2) However, sometimes mommies can feel sad about their bodies. Each mother reading this book may explain how they feel in more detail if they think it’s appropriate.
3) Surgery should be explained as the final option and not an easy choice to make for any woman.
4) It is very important to discuss that their mommy will be in pain but she will get better. The bandages and pain will frighten children a great deal and they need to be assured mommy will be heal and she will be back to their usual routines soon.
5) Finally, once mommy has recovered, she will be happier and her child can be happy for her too. Does she look a little different? Ask them how she looks different. Explain that mommy has changed a little bit but she is still the same mommy.
When the mother and child close that book, it should be understood that while the mother may feel more beautiful, her child won’t see that. Her child will see she is happy and that’s what counts. The child should also feel comfort knowing that not only is mommy happier, but she is still the same mommy and loves her in exactly the same way as she did before.
Oh and how could I forget? Please. Those illustrations. (Excuse me as I am overcome with another bought of nausea.) I highly doubt any woman recovering from a tummy tuck will have the “wasp” thin waist this cartoon does. No Honey, Mommy won’t look like Cinderella when surgery is over. And no stars will twinkle or butterflies will flutter about her when those bandages come off. Plastic surgery is not Disneyworld and it disgusts me that these pictures even slightly allude to that. And did you see the muscle-bound “superhero” plastic surgeon? Oh don’t even get me STARTED on what that implies to me. I promise, I won’t digress any further. But ew.
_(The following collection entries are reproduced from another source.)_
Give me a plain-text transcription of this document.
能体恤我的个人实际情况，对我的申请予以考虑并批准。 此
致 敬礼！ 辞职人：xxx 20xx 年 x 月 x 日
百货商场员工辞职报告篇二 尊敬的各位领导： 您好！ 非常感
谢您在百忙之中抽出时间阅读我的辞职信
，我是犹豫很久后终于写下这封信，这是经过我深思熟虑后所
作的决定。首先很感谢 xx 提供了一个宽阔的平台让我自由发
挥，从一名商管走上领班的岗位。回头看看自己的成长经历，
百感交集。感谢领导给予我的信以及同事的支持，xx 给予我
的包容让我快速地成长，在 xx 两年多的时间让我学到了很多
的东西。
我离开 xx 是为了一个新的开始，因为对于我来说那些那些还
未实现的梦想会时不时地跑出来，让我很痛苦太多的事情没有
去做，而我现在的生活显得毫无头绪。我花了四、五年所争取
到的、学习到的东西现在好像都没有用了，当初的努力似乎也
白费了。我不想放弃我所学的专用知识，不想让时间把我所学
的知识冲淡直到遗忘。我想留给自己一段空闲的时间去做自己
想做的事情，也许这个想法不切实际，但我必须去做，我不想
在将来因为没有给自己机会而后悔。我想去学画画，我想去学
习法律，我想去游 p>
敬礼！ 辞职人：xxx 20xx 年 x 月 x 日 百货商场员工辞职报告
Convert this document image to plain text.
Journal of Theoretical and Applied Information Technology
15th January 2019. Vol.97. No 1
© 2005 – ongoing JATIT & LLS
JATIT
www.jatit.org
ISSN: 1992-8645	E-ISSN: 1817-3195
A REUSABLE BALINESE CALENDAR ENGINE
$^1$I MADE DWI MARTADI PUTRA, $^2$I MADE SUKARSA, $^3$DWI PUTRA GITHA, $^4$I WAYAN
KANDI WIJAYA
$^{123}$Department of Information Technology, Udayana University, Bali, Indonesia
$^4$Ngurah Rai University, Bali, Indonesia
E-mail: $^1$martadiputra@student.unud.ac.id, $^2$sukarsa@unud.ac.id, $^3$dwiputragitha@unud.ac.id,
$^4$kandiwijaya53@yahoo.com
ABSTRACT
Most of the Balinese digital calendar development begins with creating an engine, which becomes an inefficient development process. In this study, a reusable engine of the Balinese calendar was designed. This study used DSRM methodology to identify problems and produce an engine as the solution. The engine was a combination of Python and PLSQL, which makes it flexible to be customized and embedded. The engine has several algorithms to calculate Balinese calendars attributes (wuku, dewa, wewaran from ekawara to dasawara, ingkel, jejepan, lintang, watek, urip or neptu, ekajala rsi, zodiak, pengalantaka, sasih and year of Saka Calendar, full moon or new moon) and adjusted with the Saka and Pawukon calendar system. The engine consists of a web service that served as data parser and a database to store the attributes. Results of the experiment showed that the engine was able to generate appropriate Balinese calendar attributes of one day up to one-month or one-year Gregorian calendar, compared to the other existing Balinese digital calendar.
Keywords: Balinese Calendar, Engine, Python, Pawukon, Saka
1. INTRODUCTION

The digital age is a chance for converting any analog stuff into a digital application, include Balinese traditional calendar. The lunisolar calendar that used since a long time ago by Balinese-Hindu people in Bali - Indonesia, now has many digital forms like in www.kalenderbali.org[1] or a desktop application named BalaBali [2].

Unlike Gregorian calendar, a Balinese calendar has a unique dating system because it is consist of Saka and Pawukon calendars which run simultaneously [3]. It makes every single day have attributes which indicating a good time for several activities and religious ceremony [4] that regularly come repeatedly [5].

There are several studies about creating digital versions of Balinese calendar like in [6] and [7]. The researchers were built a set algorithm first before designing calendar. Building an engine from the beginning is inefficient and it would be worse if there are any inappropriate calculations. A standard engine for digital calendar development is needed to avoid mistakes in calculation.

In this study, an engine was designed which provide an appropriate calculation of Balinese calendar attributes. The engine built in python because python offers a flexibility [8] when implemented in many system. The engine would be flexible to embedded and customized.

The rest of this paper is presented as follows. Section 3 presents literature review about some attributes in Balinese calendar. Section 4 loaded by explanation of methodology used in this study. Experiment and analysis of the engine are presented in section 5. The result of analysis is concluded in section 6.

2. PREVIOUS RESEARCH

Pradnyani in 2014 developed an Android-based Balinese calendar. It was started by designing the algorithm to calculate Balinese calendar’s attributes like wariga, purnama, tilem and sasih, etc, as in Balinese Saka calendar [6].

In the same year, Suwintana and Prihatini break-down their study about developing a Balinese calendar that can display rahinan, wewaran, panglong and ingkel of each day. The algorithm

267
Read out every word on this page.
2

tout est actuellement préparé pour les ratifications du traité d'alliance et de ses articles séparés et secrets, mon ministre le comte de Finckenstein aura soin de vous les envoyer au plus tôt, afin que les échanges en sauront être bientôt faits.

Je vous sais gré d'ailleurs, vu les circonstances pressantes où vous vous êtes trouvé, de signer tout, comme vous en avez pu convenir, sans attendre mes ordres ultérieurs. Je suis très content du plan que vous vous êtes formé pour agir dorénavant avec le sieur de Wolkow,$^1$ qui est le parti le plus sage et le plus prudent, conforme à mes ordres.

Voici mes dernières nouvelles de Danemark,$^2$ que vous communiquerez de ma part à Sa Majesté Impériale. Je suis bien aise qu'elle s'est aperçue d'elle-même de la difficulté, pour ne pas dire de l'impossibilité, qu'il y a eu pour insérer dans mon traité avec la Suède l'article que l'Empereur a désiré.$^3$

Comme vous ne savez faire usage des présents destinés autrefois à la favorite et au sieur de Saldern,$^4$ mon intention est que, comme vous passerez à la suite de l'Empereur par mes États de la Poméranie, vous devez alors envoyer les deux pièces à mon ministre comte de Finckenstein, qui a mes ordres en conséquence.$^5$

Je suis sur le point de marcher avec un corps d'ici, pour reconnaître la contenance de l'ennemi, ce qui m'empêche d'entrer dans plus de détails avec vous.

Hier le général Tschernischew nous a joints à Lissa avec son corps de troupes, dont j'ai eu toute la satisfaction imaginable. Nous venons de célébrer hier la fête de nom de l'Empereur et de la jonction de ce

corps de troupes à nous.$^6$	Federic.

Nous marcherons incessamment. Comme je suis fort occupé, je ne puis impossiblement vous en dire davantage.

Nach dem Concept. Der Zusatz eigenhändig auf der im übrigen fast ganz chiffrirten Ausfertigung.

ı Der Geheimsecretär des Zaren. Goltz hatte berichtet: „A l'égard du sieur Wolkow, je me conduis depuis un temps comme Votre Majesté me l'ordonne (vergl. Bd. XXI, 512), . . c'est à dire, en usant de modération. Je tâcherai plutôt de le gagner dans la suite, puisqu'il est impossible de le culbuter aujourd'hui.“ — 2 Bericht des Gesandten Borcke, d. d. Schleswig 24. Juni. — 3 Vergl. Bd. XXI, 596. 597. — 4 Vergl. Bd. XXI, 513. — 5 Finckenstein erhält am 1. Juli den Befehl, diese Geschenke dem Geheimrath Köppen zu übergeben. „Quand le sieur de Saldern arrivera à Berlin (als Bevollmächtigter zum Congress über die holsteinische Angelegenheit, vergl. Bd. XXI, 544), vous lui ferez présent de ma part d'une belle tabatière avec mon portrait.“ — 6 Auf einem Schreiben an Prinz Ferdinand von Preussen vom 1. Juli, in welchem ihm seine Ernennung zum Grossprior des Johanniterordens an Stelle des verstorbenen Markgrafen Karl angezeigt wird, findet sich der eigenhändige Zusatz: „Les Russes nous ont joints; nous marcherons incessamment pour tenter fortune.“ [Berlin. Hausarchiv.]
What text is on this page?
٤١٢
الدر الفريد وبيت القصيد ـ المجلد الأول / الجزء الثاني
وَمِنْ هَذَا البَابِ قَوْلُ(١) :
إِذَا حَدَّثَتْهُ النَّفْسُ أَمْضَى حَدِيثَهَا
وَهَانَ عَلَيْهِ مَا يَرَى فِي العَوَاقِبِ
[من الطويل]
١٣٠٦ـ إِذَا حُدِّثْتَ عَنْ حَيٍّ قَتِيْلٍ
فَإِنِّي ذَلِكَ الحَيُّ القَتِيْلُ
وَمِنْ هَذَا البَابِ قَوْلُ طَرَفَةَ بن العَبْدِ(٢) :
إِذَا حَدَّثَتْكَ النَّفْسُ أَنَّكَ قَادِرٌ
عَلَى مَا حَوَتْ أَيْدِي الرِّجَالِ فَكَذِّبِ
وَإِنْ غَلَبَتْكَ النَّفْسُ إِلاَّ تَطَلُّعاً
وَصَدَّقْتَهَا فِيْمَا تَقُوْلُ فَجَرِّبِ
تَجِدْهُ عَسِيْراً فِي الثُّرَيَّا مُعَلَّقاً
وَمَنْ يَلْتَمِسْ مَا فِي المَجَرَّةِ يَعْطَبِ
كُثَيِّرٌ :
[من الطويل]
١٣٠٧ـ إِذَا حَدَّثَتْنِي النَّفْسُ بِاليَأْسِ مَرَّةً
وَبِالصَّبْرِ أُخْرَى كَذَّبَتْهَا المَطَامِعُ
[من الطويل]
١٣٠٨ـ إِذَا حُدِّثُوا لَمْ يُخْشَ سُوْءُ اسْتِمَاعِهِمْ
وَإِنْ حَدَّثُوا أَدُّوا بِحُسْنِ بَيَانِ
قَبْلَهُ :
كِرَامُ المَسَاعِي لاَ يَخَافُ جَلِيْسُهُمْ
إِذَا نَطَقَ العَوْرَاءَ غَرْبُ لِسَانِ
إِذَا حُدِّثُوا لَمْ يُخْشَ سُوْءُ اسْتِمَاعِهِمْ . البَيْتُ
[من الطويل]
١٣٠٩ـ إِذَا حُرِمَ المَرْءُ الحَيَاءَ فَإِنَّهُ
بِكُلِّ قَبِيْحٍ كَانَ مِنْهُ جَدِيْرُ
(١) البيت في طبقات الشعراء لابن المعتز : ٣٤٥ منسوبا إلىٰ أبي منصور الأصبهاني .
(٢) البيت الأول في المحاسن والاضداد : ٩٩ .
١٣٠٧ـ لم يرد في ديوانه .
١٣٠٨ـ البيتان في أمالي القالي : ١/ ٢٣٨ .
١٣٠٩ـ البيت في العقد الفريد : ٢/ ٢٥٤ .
Now that I have that off my chest, I do need to address one final point. There is no doubt that plastic surgery is becoming more accepted, common and affordable. I will support the “idea” of this book in that we need to be ready to address the choice and realities of plastic surgery with our children. But I will make one final plea to all parents: let’s do everything we can to give our children the ability to carefully mine out and treasure their own inner beauty. Let’s do everything we can to allow them to grow into happy confident adults who, with some luck and love, may never have to consider plastic surgery. It’s a lot to ask (we all know that, as I write this, soccer moms are promising breast augmentations to their daughters this June for high school graduations all over America)… but we can certainly try. And I don’t know about you but I am going to be dusting off “The Ugly Duckling” and reading that golden oldie to my sons tonight. They might not quite get its moral quite yet, but it will make this mommy happy – and THAT they get.
A postscript: Obviously, we are assuming in my edited version of “My Beautiful Mommy” that this mom will have done some work on the inside to resolve any body images issues as best as she can and is emotionally sound and ready for the physical change. We are assuming that no mother would think plastic surgery is a quick fix to any body image issues. That being said, then we can assume a post-op mommy would be a happy mommy and a happy mommy is a good mommy.